I will definitely purchase this when you release it, and fingers crossed for runtime snapping.
Good luck with developing and sales. :slight_smile:

It’s submitted! Waiting on Unity to approve it…

(I’ve also cleaned up the website a bit, made it more readable, added an extra video, and some more details on the tutorials pages)

Yay! Thank you. Looking forward to your asset.

Question, I read your website and am confused about something. It says you an add a SnapSocket to an object that has no other SnapSocket attached. Does this mean you can’t add two to an object?

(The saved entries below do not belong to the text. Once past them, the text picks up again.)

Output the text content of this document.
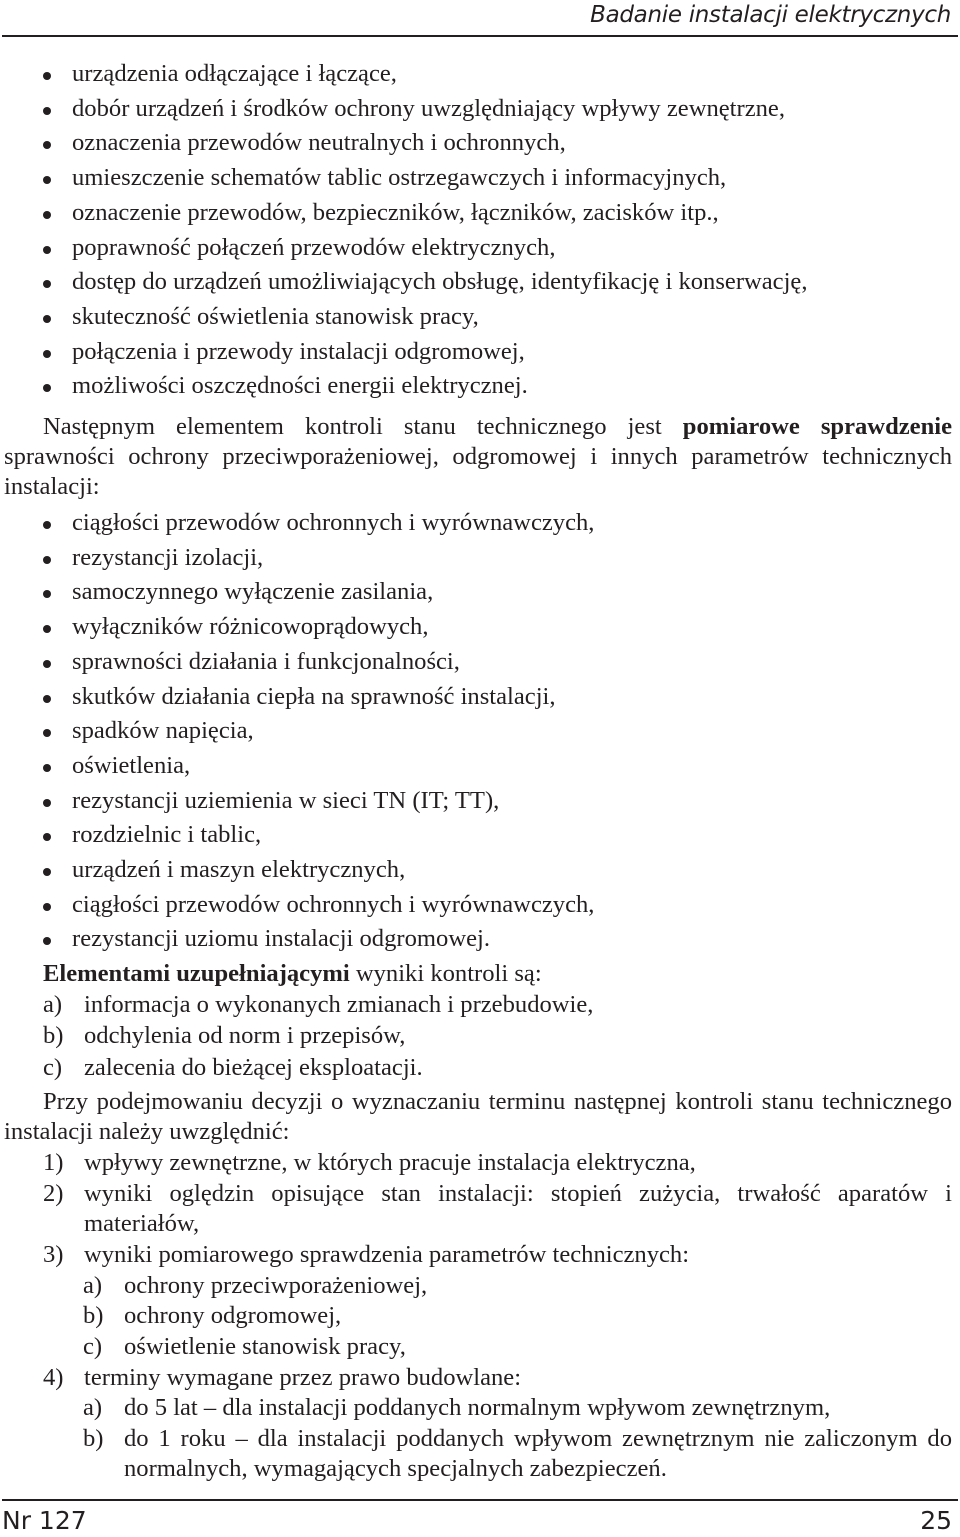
Badanie instalacji elektrycznych
urządzenia odłączające i łączące,
dobór urządzeń i środków ochrony uwzględniający wpływy zewnętrzne,
oznaczenia przewodów neutralnych i ochronnych,
umieszczenie schematów tablic ostrzegawczych i informacyjnych,
oznaczenie przewodów, bezpieczników, łączników, zacisków itp.,
poprawność połączeń przewodów elektrycznych,
dostęp do urządzeń umożliwiających obsługę, identyfikację i konserwację,
skuteczność oświetlenia stanowisk pracy,
połączenia i przewody instalacji odgromowej,
możliwości oszczędności energii elektrycznej.

Następnym elementem kontroli stanu technicznego jest pomiarowe sprawdzenie sprawności ochrony przeciwporażeniowej, odgromowej i innych parametrów technicznych instalacji:

ciągłości przewodów ochronnych i wyrównawczych,
rezystancji izolacji,
samoczynnego wyłączenie zasilania,
wyłączników różnicowoprądowych,
sprawności działania i funkcjonalności,
skutków działania ciepła na sprawność instalacji,
spadków napięcia,
oświetlenia,
rezystancji uziemienia w sieci TN (IT; TT),
rozdzielnic i tablic,
urządzeń i maszyn elektrycznych,
ciągłości przewodów ochronnych i wyrównawczych,
rezystancji uziomu instalacji odgromowej.

Elementami uzupełniającymi wyniki kontroli są:

a) informacja o wykonanych zmianach i przebudowie,
b) odchylenia od norm i przepisów,
c) zalecenia do bieżącej eksploatacji.

Przy podejmowaniu decyzji o wyznaczaniu terminu następnej kontroli stanu technicznego instalacji należy uwzględnić:

1) wpływy zewnętrzne, w których pracuje instalacja elektryczna,
2) wyniki oględzin opisujące stan instalacji: stopień zużycia, trwałość aparatów i materiałów,
3) wyniki pomiarowego sprawdzenia parametrów technicznych:
a) ochrony przeciwporażeniowej,
b) ochrony odgromowej,
c) oświetlenie stanowisk pracy,
4) terminy wymagane przez prawo budowlane:
a) do 5 lat – dla instalacji poddanych normalnym wpływom zewnętrznym,
b) do 1 roku – dla instalacji poddanych wpływom zewnętrznym nie zaliczonym do normalnych, wymagających specjalnych zabezpieczeń.
Nr 127	25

If so, it seems you could not make a dungeon that has halls that go in different directions. The entire dungeon would be a line of joined rooms. Is this correct?

I had hoped to use this to join pieces of buildings together but I would need to join more than one part to each building pieces.

Sounds like a typo, sorry! Which page is that on?

To prepare for runtime sockets later, it works like this:

(your object) - various components, including ONE SnapPiece
|
±-- A gameobject with ONE SnapSocket
±-- A gameobject with ONE SnapSocket
±-- A gameobject with ONE SnapSocket

… i.e. each SnapSocket is on its own gameobject, BUT … you have a bunch of those gameobjects parented to “whichever gameobject has the SnapPiece”.

Originally, I had it that all the SnapSockets were data hiding inside the SnapPiece, using a custom Inspector to view/edit them. But for runtime, that would be terrible :). So I moved it to this setup.

As a bonus, you can use all the standard Unity mouse/keyboard shortcuts for moving and positioning your SnapSockets on your model/mesh/whatever.

So could I do this?

A base house, first floor with a snap piece on top. A second piece with a beams and a loft that snaps to the top of the house. Then a third piece, a roof, that sits on top of the beams and snaps. In this case, each piece would be connected in a vertical sequence. Now, could I add a second snapped object to the front of the base house? Like a porch? It would require a second snap slot.

In this scenario, the base house would snap to an object on top, and an object on the side, so two objects, two different snaps.

Am I making sense? I want to be able to put together modular pieces to build houses/buildings that don’t all look exactly alike but saving on modeling.

That sounds exactly the kind of thing it supports.

If you try it and get stuck, let me know and I’ll see what it takes to MAKE that work.

Great thank you! I am watching for it on the asset store. :slight_smile:

It’s approved! Go get it here: Unity Asset Store - The Best Assets for Game Making

No reviews. Have any of you tried it yet? Successes? Failures?